Each section of John’s life is turned into lavish numbers that any gay kid with a passion for sequins and performing has thought of in their lifetime. For young Reginald Dwight, it began with a real ear for sound. He hears a piece of music on the radio and begins playing it back immediately. He goes to an audition and plays what the teacher was just playing, all from memory. As his parents, Bryce Dallas Howard (Jurassic World) is quite a sight – all martinis and vacuuming in heels and caring very little Reg. Steven Mackintosh (Different for Girls) is emotionally removed from his son, only commenting to admonish him. “Stop looking at that, you’re not a girl,” he says as Reg flips through him mum’s dress pattern mag.
The story is told essentially in imagined flashback, with an orange devil suited Elton John, horns and crystal-encrusted for the gods, bursts into a support group circle to talk about his various addictions (alcohol, cocaine, sex, anger management). We’re in his much-publicized rehab back in 1990. But quickly enough we’re in the Pinner area of 1950s London, where his 5-year old self (played by Matthew Illesley) is singing “The Bitch Is Back” with his neighbors as back up dancers. His parents and his loving gran (Gemma Jones) help provide the vocals for what will be the theme coursing through the veins of the film, “I Want Love.”
Along the way he is connected with songwriter Bernie Taupin (beautifully played by Jamie Bell), with whom he gets on with smashingly and will end up becoming his lyricist for the next 50 years. Their duet while creating “Your Song,” the longing and truth of it, is the film’s most poignant moment. John’s search for love and acceptance manifests in an attempt to merge the platonic and the romantic with Taupin, who he respectfully declines. This leads him down the path to John Reid (played with ruthless sexuality by Richard Madden), who becomes his lover and manager but with cruel intentions as both.

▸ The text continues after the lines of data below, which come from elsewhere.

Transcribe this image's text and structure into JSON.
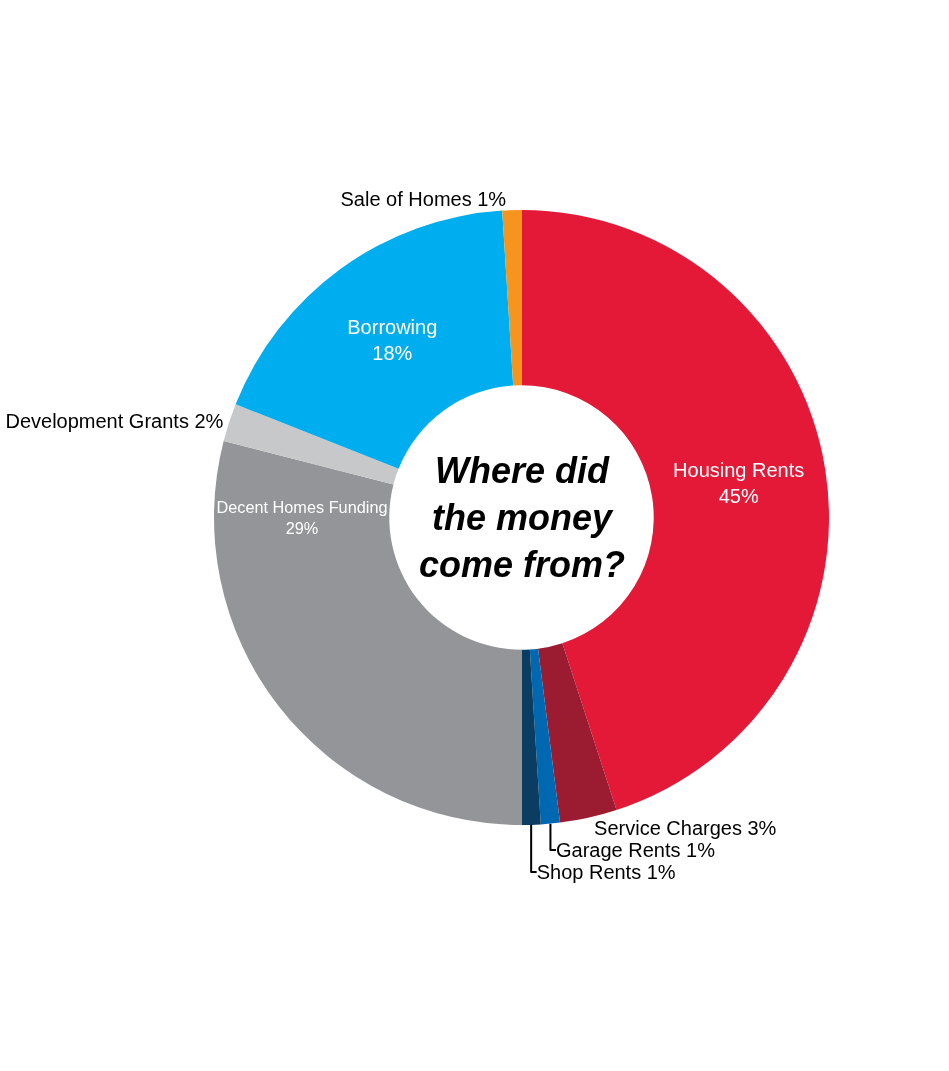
{
  "chart_data": {
    "type": "donut",
    "title": "Where did the money come from?",
    "categories": [
      "Housing Rents",
      "Service Charges",
      "Garage Rents",
      "Shop Rents",
      "Decent Homes Funding",
      "Development Grants",
      "Borrowing",
      "Sale of Homes"
    ],
    "values": [
      45,
      3,
      1,
      1,
      29,
      2,
      18,
      1
    ],
    "value_labels": [
      "45%",
      "3%",
      "1%",
      "1%",
      "29%",
      "2%",
      "18%",
      "1%"
    ],
    "colors": [
      "#e31937",
      "#9b1b30",
      "#0067b1",
      "#0b3c61",
      "#939598",
      "#c7c8ca",
      "#00aeef",
      "#f7941d"
    ],
    "legend": false
  }
}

His US debut at the Troubadour in Los Angeles is a dream-filled fantasy where the moment John kicks up his heels at the piano turns the entire audience begins to rise with him. It’s a credit to Fletcher that he leans in to such moments rather than pull back as many directors would. Its result is euphoric and thrilling.
Anyone familiar with Egerton’s career already knew he could sing – he literally sang “I’m Still Standing” in the 2016 animated film Sing. “Your Song” was his audition for drama school. Elton John had a role in Egerton’s Kingsman sequel. This was absolute destiny and he’s more than up to the challenge. I think it’s almost crucial that Egerton, who does all of his own singing for the film in an Oscar-worthy performance, doesn’t really sound (or look) that much like John. He’s able to create an elevated, magical version of Elton John that’s all his own and less an impersonation.
The film’s script walks the line with common tropes of rising fame and stardom where “Please give me another chance” at once in a lifetime auditions and the like are peppered throughout and every cautionary tale element is touched upon like checking off a bucket list. But Fletcher understands that it’s about the music and just before things get too sloggy, sequences kick in like music videos and provide us with energy needed. Elton and John Reid’s first date is a perfect example as the boys move effortlessly from set piece to set piece imagining what their rendezvous will look like.
To say Julian Day’s costumes are fabulous is an understatement. At the end of the film we see quite a few side by sides of John and Egerton in the film version of the costumes and for Day it was not about making exact re-creations of them but versions that fit with the film and he does so to stunning effect.
The film ends with a perfect re-creation of John’s “I’m Still Standing” video, a comeback anthem if there ever was one, even if the song was recorded and released nearly a decade before John’s actual comeback and release from rehab. But, in the ever-anachronistic world of Rocketman it doesn’t matter, nor does it lessen the impact – it even enhances it. John has been a survivor his entire life and Egerton provides a perfect proxy with which to tell the tale. The bitch, the bitch, the bitch is back.
Rocketman will be released from Paramount Pictures on May 31st. It world premiered out of competition at the 2019 Cannes Film Festival on May 16th.